Unsere Geschichte

Das Hofgut Aichach wurde urkundlich schon im 11. Jhd. erwähnt, als es 1090 vom Welf IV. und seiner Gemahlin Judith an die Benediktinermönche vom Martinsberg in Weingarten vermacht wurde.

Anfang des 18. Jhd. wurde Aichach zu einem Klosteramt erhoben. Der letzte Wein-gartener Abt war Anselm Rittler, der am 20. Feb. 1737 in Aichach geboren wurde und das Hofgut als Sommersitz während seiner Amtszeit von 1784 - 1803 nutzte. Nach der Säkularisierung hatte Aichach wechselnde Besitzer, bevor es 1975 in den Besitz von Karl Vöhringer gelangte, der es im Tausch mit einem anderen Grundstück vom Land Baden-Württemberg bekam.

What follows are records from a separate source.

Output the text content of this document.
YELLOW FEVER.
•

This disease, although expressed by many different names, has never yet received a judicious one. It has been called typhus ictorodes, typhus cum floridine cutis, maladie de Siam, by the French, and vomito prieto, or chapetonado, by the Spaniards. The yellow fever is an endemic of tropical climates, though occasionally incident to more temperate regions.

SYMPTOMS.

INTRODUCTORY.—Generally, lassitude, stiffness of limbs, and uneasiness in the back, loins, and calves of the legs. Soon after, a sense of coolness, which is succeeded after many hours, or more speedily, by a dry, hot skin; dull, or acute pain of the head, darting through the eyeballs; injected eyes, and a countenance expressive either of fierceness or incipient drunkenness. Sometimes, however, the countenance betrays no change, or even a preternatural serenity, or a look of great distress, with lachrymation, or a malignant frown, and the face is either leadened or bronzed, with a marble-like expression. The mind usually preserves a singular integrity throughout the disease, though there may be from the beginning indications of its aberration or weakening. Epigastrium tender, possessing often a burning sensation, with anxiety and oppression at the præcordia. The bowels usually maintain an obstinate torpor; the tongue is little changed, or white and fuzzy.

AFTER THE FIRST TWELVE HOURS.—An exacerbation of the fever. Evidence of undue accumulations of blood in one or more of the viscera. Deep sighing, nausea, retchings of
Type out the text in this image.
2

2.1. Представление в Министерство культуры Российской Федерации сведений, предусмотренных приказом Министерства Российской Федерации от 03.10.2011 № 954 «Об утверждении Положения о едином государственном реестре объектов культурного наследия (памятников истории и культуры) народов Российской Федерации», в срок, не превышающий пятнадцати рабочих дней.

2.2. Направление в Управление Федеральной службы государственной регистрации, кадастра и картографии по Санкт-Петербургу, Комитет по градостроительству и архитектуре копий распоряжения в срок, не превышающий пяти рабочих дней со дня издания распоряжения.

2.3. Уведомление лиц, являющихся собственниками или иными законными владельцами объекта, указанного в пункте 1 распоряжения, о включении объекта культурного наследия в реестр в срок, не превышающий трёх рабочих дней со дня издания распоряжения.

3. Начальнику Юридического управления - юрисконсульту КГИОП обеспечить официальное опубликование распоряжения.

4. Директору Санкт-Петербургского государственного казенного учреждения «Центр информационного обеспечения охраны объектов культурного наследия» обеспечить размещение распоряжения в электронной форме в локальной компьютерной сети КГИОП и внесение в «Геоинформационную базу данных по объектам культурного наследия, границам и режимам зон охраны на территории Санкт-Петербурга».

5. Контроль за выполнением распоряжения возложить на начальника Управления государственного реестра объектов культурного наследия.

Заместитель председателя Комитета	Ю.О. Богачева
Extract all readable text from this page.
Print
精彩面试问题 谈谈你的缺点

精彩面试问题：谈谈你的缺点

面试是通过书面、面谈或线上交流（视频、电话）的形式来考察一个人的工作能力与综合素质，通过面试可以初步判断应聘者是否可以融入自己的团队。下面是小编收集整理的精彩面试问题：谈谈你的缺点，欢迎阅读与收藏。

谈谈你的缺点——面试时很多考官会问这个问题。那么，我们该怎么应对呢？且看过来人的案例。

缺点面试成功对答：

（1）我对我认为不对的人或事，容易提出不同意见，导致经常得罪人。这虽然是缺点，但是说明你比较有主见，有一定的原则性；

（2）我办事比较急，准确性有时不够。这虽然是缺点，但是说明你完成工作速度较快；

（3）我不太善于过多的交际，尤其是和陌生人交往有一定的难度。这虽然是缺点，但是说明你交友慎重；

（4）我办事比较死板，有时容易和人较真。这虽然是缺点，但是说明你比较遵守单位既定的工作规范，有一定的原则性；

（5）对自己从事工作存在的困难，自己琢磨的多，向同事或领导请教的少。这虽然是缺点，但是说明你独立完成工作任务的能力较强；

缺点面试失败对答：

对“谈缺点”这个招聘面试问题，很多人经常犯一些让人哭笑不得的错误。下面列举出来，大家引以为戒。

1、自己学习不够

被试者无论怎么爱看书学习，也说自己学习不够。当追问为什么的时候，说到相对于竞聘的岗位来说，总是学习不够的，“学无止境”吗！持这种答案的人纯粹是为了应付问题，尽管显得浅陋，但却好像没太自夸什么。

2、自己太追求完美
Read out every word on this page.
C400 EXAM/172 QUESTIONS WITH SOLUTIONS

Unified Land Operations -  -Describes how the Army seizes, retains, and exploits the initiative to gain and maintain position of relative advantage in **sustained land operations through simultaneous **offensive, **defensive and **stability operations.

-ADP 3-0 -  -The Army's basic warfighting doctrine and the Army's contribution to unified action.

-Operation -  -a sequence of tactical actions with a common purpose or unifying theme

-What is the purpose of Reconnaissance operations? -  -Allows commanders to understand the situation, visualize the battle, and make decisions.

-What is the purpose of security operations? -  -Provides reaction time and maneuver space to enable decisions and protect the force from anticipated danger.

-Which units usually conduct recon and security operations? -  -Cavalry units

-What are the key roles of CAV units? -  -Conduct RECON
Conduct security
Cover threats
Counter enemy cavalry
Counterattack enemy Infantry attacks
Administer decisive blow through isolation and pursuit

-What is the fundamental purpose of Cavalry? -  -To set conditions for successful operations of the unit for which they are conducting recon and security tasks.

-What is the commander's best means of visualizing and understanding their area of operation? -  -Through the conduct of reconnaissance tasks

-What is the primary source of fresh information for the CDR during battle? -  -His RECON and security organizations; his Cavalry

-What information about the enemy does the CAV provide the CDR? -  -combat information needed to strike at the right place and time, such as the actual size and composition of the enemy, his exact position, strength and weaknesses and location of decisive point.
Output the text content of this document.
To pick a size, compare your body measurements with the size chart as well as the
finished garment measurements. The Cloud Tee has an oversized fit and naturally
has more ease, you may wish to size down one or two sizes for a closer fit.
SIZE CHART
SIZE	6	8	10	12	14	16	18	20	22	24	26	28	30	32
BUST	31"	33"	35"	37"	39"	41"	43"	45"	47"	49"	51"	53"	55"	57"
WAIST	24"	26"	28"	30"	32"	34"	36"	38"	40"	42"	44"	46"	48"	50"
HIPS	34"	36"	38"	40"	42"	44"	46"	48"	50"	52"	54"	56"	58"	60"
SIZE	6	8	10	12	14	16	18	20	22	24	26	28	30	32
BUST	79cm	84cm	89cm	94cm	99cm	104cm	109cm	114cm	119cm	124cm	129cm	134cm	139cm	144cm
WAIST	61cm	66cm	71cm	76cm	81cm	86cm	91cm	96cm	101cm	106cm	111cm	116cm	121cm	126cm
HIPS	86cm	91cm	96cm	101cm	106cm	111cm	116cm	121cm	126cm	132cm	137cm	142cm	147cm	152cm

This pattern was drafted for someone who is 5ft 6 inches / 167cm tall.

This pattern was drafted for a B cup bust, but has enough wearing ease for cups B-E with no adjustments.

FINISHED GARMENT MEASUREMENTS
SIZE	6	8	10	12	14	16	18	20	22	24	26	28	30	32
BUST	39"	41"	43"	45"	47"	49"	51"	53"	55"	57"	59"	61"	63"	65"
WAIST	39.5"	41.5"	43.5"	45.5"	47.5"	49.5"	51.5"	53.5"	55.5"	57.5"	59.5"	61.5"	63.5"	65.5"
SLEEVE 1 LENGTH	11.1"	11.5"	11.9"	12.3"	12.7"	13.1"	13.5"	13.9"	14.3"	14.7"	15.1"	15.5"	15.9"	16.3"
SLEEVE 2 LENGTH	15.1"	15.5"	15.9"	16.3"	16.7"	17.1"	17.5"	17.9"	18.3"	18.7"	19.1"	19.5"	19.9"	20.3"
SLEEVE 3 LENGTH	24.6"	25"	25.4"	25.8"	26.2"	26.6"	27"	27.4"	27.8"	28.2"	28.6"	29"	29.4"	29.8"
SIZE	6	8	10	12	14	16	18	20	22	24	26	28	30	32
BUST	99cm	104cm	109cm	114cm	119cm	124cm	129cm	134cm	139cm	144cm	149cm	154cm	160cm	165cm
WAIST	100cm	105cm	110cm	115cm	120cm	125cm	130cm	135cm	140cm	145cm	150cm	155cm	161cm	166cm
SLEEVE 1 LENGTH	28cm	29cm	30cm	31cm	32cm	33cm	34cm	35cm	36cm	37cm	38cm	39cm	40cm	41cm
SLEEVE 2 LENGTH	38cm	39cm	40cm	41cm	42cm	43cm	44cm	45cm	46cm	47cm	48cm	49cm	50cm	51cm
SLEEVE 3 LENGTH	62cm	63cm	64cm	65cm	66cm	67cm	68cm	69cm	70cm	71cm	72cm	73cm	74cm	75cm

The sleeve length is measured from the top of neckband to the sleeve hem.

Die Eheleute Karl und Elfe Vöhringer bauten das Hofgut zu einer Tagungsstätte um und 1998 übernahm der Sohn Reinhard Vöhringer mit seiner Frau Doris das Hofgut.

Nachdem es jahrelang vor allem als Freizeit- und Tagungsstätte von Kirchen und Gemeinden genutzt wurde, war eine Renovierung 2012 notwendig.